Standard category groupings not present in the base data can be added
via the functions described in the
accompanying vignette. These take the entire hts_data
object as argument, not a specific table (the package knows which is
involved). This lends itself to piping multiple standard recodes.
Keep in mind that filtering any table removes records available for
subsequent analyses. Rather than manage multiple filtered copies of the
data object, you may want to create a new variable on the relevant table
with NA
values for the records you intend to exclude from
the summary. You can then use the incl_na=FALSE
option to
exclude that line from summary results (of particular value when you
want shares calculated from only reported categories).
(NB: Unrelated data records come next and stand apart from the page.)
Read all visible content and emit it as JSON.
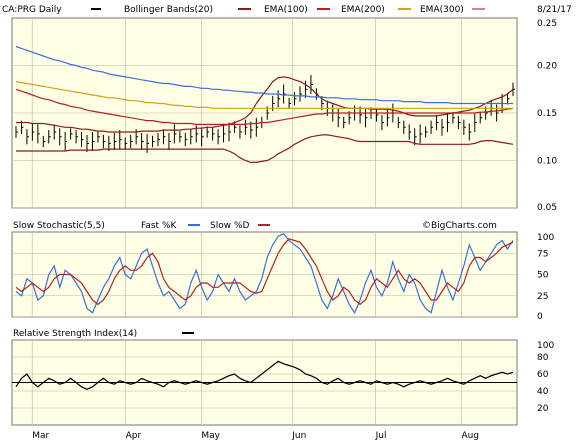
{
  "header": {
    "symbol": "CA:PRG Daily",
    "bollinger": "Bollinger Bands(20)",
    "ema100": "EMA(100)",
    "ema200": "EMA(200)",
    "ema300": "EMA(300)",
    "date": "8/21/17"
  },
  "stoch_header": {
    "label": "Slow Stochastic(5,5)",
    "fast": "Fast %K",
    "slow": "Slow %D"
  },
  "rsi_header": {
    "label": "Relative Strength Index(14)"
  },
  "watermark": "©BigCharts.com",
  "colors": {
    "plot_bg": "#ffffe6",
    "price": "#000000",
    "bollinger": "#8b1a1a",
    "ema100": "#b22222",
    "ema200": "#d4a017",
    "ema300": "#3a6fd8",
    "stoch_fast": "#3a6fd8",
    "stoch_slow": "#b22222",
    "rsi": "#000000",
    "grid": "#b8b8a0"
  },
  "chart_data": [
    {
      "type": "line",
      "panel": "price",
      "x_ticks": [
        "Mar",
        "Apr",
        "May",
        "Jun",
        "Jul",
        "Aug"
      ],
      "y_ticks": [
        "0.25",
        "0.20",
        "0.15",
        "0.10",
        "0.05"
      ],
      "ylim": [
        0.05,
        0.25
      ],
      "series": [
        {
          "name": "CA:PRG Daily",
          "kind": "ohlc",
          "values": [
            0.13,
            0.135,
            0.125,
            0.13,
            0.128,
            0.12,
            0.125,
            0.13,
            0.125,
            0.12,
            0.128,
            0.125,
            0.122,
            0.118,
            0.12,
            0.125,
            0.12,
            0.118,
            0.12,
            0.122,
            0.118,
            0.12,
            0.125,
            0.12,
            0.118,
            0.12,
            0.122,
            0.125,
            0.12,
            0.128,
            0.125,
            0.122,
            0.125,
            0.128,
            0.125,
            0.13,
            0.128,
            0.125,
            0.128,
            0.13,
            0.135,
            0.13,
            0.135,
            0.132,
            0.135,
            0.14,
            0.15,
            0.16,
            0.165,
            0.17,
            0.16,
            0.165,
            0.17,
            0.175,
            0.18,
            0.17,
            0.16,
            0.155,
            0.15,
            0.145,
            0.14,
            0.145,
            0.15,
            0.148,
            0.145,
            0.15,
            0.148,
            0.14,
            0.145,
            0.15,
            0.14,
            0.135,
            0.13,
            0.125,
            0.128,
            0.13,
            0.135,
            0.14,
            0.135,
            0.14,
            0.145,
            0.14,
            0.135,
            0.13,
            0.14,
            0.145,
            0.15,
            0.155,
            0.15,
            0.16,
            0.165,
            0.175
          ]
        },
        {
          "name": "Bollinger Bands(20) upper",
          "values": [
            0.14,
            0.14,
            0.14,
            0.139,
            0.139,
            0.139,
            0.138,
            0.137,
            0.136,
            0.135,
            0.135,
            0.134,
            0.133,
            0.133,
            0.132,
            0.131,
            0.131,
            0.13,
            0.13,
            0.13,
            0.13,
            0.13,
            0.13,
            0.131,
            0.131,
            0.131,
            0.131,
            0.132,
            0.132,
            0.132,
            0.132,
            0.133,
            0.133,
            0.134,
            0.134,
            0.135,
            0.135,
            0.136,
            0.137,
            0.138,
            0.14,
            0.142,
            0.145,
            0.15,
            0.16,
            0.168,
            0.175,
            0.183,
            0.187,
            0.188,
            0.187,
            0.185,
            0.183,
            0.18,
            0.176,
            0.17,
            0.165,
            0.162,
            0.16,
            0.158,
            0.156,
            0.155,
            0.155,
            0.155,
            0.155,
            0.154,
            0.154,
            0.154,
            0.154,
            0.153,
            0.152,
            0.15,
            0.148,
            0.147,
            0.147,
            0.147,
            0.147,
            0.147,
            0.148,
            0.149,
            0.15,
            0.151,
            0.152,
            0.153,
            0.155,
            0.157,
            0.16,
            0.163,
            0.165,
            0.167,
            0.17,
            0.175
          ]
        },
        {
          "name": "Bollinger Bands(20) lower",
          "values": [
            0.11,
            0.11,
            0.11,
            0.11,
            0.11,
            0.11,
            0.11,
            0.11,
            0.11,
            0.11,
            0.111,
            0.111,
            0.111,
            0.111,
            0.111,
            0.111,
            0.112,
            0.112,
            0.112,
            0.112,
            0.112,
            0.112,
            0.112,
            0.112,
            0.112,
            0.112,
            0.112,
            0.112,
            0.112,
            0.112,
            0.112,
            0.112,
            0.112,
            0.112,
            0.112,
            0.112,
            0.112,
            0.112,
            0.112,
            0.11,
            0.107,
            0.103,
            0.1,
            0.098,
            0.098,
            0.099,
            0.1,
            0.103,
            0.107,
            0.11,
            0.113,
            0.117,
            0.12,
            0.123,
            0.125,
            0.126,
            0.127,
            0.127,
            0.126,
            0.125,
            0.124,
            0.123,
            0.121,
            0.12,
            0.12,
            0.12,
            0.12,
            0.12,
            0.12,
            0.12,
            0.12,
            0.12,
            0.12,
            0.118,
            0.117,
            0.117,
            0.117,
            0.117,
            0.117,
            0.117,
            0.117,
            0.117,
            0.117,
            0.117,
            0.118,
            0.12,
            0.121,
            0.121,
            0.12,
            0.119,
            0.118,
            0.117
          ]
        },
        {
          "name": "EMA(100)",
          "values": [
            0.175,
            0.173,
            0.171,
            0.169,
            0.167,
            0.165,
            0.164,
            0.162,
            0.16,
            0.159,
            0.157,
            0.156,
            0.155,
            0.153,
            0.152,
            0.151,
            0.15,
            0.149,
            0.148,
            0.147,
            0.146,
            0.145,
            0.144,
            0.143,
            0.142,
            0.142,
            0.141,
            0.14,
            0.14,
            0.139,
            0.139,
            0.139,
            0.139,
            0.138,
            0.138,
            0.138,
            0.138,
            0.138,
            0.138,
            0.138,
            0.138,
            0.138,
            0.138,
            0.139,
            0.139,
            0.14,
            0.14,
            0.141,
            0.142,
            0.143,
            0.144,
            0.145,
            0.146,
            0.147,
            0.148,
            0.149,
            0.149,
            0.15,
            0.15,
            0.15,
            0.15,
            0.15,
            0.15,
            0.15,
            0.15,
            0.15,
            0.15,
            0.15,
            0.15,
            0.15,
            0.15,
            0.15,
            0.15,
            0.15,
            0.15,
            0.15,
            0.15,
            0.15,
            0.15,
            0.15,
            0.15,
            0.15,
            0.15,
            0.15,
            0.15,
            0.151,
            0.151,
            0.152,
            0.152,
            0.153,
            0.154,
            0.155
          ]
        },
        {
          "name": "EMA(200)",
          "values": [
            0.183,
            0.182,
            0.181,
            0.18,
            0.179,
            0.178,
            0.177,
            0.176,
            0.175,
            0.174,
            0.173,
            0.172,
            0.171,
            0.17,
            0.169,
            0.168,
            0.167,
            0.166,
            0.166,
            0.165,
            0.164,
            0.163,
            0.163,
            0.162,
            0.161,
            0.161,
            0.16,
            0.16,
            0.159,
            0.158,
            0.158,
            0.157,
            0.157,
            0.156,
            0.156,
            0.156,
            0.155,
            0.155,
            0.155,
            0.155,
            0.155,
            0.155,
            0.155,
            0.155,
            0.155,
            0.155,
            0.155,
            0.155,
            0.155,
            0.155,
            0.155,
            0.155,
            0.155,
            0.155,
            0.155,
            0.155,
            0.155,
            0.155,
            0.155,
            0.155,
            0.155,
            0.155,
            0.155,
            0.155,
            0.155,
            0.155,
            0.155,
            0.155,
            0.155,
            0.155,
            0.155,
            0.155,
            0.155,
            0.155,
            0.155,
            0.155,
            0.155,
            0.155,
            0.155,
            0.155,
            0.155,
            0.155,
            0.155,
            0.155,
            0.155,
            0.155,
            0.155,
            0.155,
            0.155,
            0.155,
            0.155,
            0.155
          ]
        },
        {
          "name": "EMA(300)",
          "values": [
            0.22,
            0.218,
            0.216,
            0.214,
            0.212,
            0.21,
            0.208,
            0.206,
            0.205,
            0.203,
            0.201,
            0.2,
            0.198,
            0.197,
            0.195,
            0.194,
            0.193,
            0.191,
            0.19,
            0.189,
            0.188,
            0.187,
            0.186,
            0.185,
            0.184,
            0.183,
            0.182,
            0.181,
            0.181,
            0.18,
            0.179,
            0.178,
            0.178,
            0.177,
            0.176,
            0.176,
            0.175,
            0.175,
            0.174,
            0.174,
            0.173,
            0.173,
            0.172,
            0.172,
            0.171,
            0.171,
            0.17,
            0.17,
            0.17,
            0.169,
            0.169,
            0.168,
            0.168,
            0.168,
            0.167,
            0.167,
            0.167,
            0.166,
            0.166,
            0.166,
            0.165,
            0.165,
            0.165,
            0.164,
            0.164,
            0.164,
            0.164,
            0.163,
            0.163,
            0.163,
            0.163,
            0.162,
            0.162,
            0.162,
            0.162,
            0.161,
            0.161,
            0.161,
            0.161,
            0.161,
            0.16,
            0.16,
            0.16,
            0.16,
            0.16,
            0.16,
            0.16,
            0.16,
            0.16,
            0.16,
            0.16,
            0.16
          ]
        }
      ]
    },
    {
      "type": "line",
      "panel": "stochastic",
      "y_ticks": [
        "100",
        "75",
        "50",
        "25",
        "0"
      ],
      "ylim": [
        0,
        100
      ],
      "series": [
        {
          "name": "Fast %K",
          "values": [
            30,
            25,
            45,
            40,
            20,
            25,
            50,
            60,
            35,
            55,
            50,
            40,
            30,
            10,
            5,
            20,
            35,
            45,
            60,
            70,
            50,
            45,
            60,
            75,
            80,
            60,
            40,
            25,
            30,
            20,
            10,
            15,
            40,
            55,
            35,
            20,
            30,
            50,
            40,
            30,
            45,
            30,
            20,
            25,
            30,
            45,
            70,
            85,
            95,
            98,
            90,
            85,
            80,
            70,
            60,
            40,
            20,
            10,
            25,
            45,
            30,
            15,
            5,
            20,
            40,
            55,
            35,
            25,
            40,
            65,
            45,
            30,
            50,
            40,
            20,
            10,
            5,
            30,
            55,
            35,
            20,
            40,
            60,
            85,
            70,
            55,
            65,
            75,
            85,
            90,
            80,
            90
          ]
        },
        {
          "name": "Slow %D",
          "values": [
            35,
            30,
            35,
            40,
            35,
            30,
            35,
            45,
            50,
            50,
            50,
            45,
            40,
            30,
            20,
            15,
            20,
            30,
            45,
            55,
            60,
            55,
            55,
            60,
            70,
            75,
            65,
            45,
            35,
            30,
            25,
            20,
            25,
            35,
            40,
            40,
            35,
            35,
            40,
            40,
            40,
            40,
            35,
            30,
            28,
            30,
            45,
            60,
            75,
            85,
            92,
            90,
            88,
            80,
            70,
            60,
            45,
            30,
            20,
            25,
            35,
            30,
            20,
            15,
            20,
            35,
            45,
            40,
            35,
            45,
            55,
            45,
            40,
            45,
            40,
            30,
            20,
            20,
            30,
            40,
            35,
            30,
            40,
            60,
            70,
            70,
            65,
            70,
            75,
            82,
            85,
            88
          ]
        }
      ]
    },
    {
      "type": "line",
      "panel": "rsi",
      "y_ticks": [
        "100",
        "80",
        "60",
        "40",
        "20"
      ],
      "ylim": [
        0,
        100
      ],
      "series": [
        {
          "name": "Relative Strength Index(14)",
          "values": [
            45,
            55,
            60,
            50,
            45,
            50,
            55,
            52,
            48,
            50,
            55,
            50,
            45,
            42,
            45,
            50,
            55,
            50,
            48,
            52,
            50,
            48,
            50,
            55,
            52,
            50,
            48,
            45,
            50,
            52,
            50,
            48,
            50,
            52,
            50,
            48,
            50,
            52,
            55,
            58,
            60,
            55,
            52,
            50,
            55,
            60,
            65,
            70,
            75,
            72,
            70,
            68,
            65,
            60,
            58,
            55,
            50,
            48,
            52,
            55,
            50,
            48,
            50,
            52,
            50,
            48,
            52,
            50,
            48,
            50,
            48,
            45,
            48,
            50,
            52,
            50,
            48,
            50,
            52,
            55,
            52,
            50,
            48,
            52,
            55,
            58,
            55,
            58,
            60,
            62,
            60,
            62
          ]
        }
      ]
    }
  ]
}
Here we calculate
mode split percentages for work trips only by adding a variable coded
NA
for all non-work-related trips, then using the
incl_na=FALSE
option to limit statistics to that
category.
library(dplyr)
library(stringr)
# Use a standard variable recode to get simpler trip purpose
hts_data <- hts_bin_dest_purpose(hts_data)
# Use dplyr::mutate to add a simplified mode field & work purpose specifier
hts_data$trip <- mutate(
hts_data$trip,
purpose_work = case_when(
dest_purpose_bin4=="Work" ~ "Work",
!is.na(dest_purpose_bin4) ~ NA_character_)
)
# Calculate a categorical summary, i.e. count/share
rs3 <- psrc_hts_stat(hts_data, "trip", c("purpose_work", "mode_class_5"), incl_na=FALSE)
head(dplyr::select(rs3[survey_year==2023],
-c(survey_year, purpose_work)))
#> mode_class_5 count prop prop_moe est est_moe
#> <ord> <int> <num> <num> <num> <num>
#> 1: Drive 3211 0.865739816 0.018028620 1835881.03 125651.228
#> 2: Transit 402 0.029027564 0.007653030 61555.62 16093.543
#> 3: Walk 728 0.079432698 0.013730924 168444.35 29070.846
#> 4: Bike 153 0.008963787 0.002837518 19008.54 5922.878
#> 5: Other 118 0.016836136 0.008717198 35702.58 18613.062
Note: travelSurveyTools summary functions require additional preparatory steps that psrc.travelsurvey handles for you, for simplicity. To use native travelSurveyTools summary functions, you’ll need to handle these extra steps yourself, since travelSurveyTools does not have a dependency on the psrc.travelsurvey package.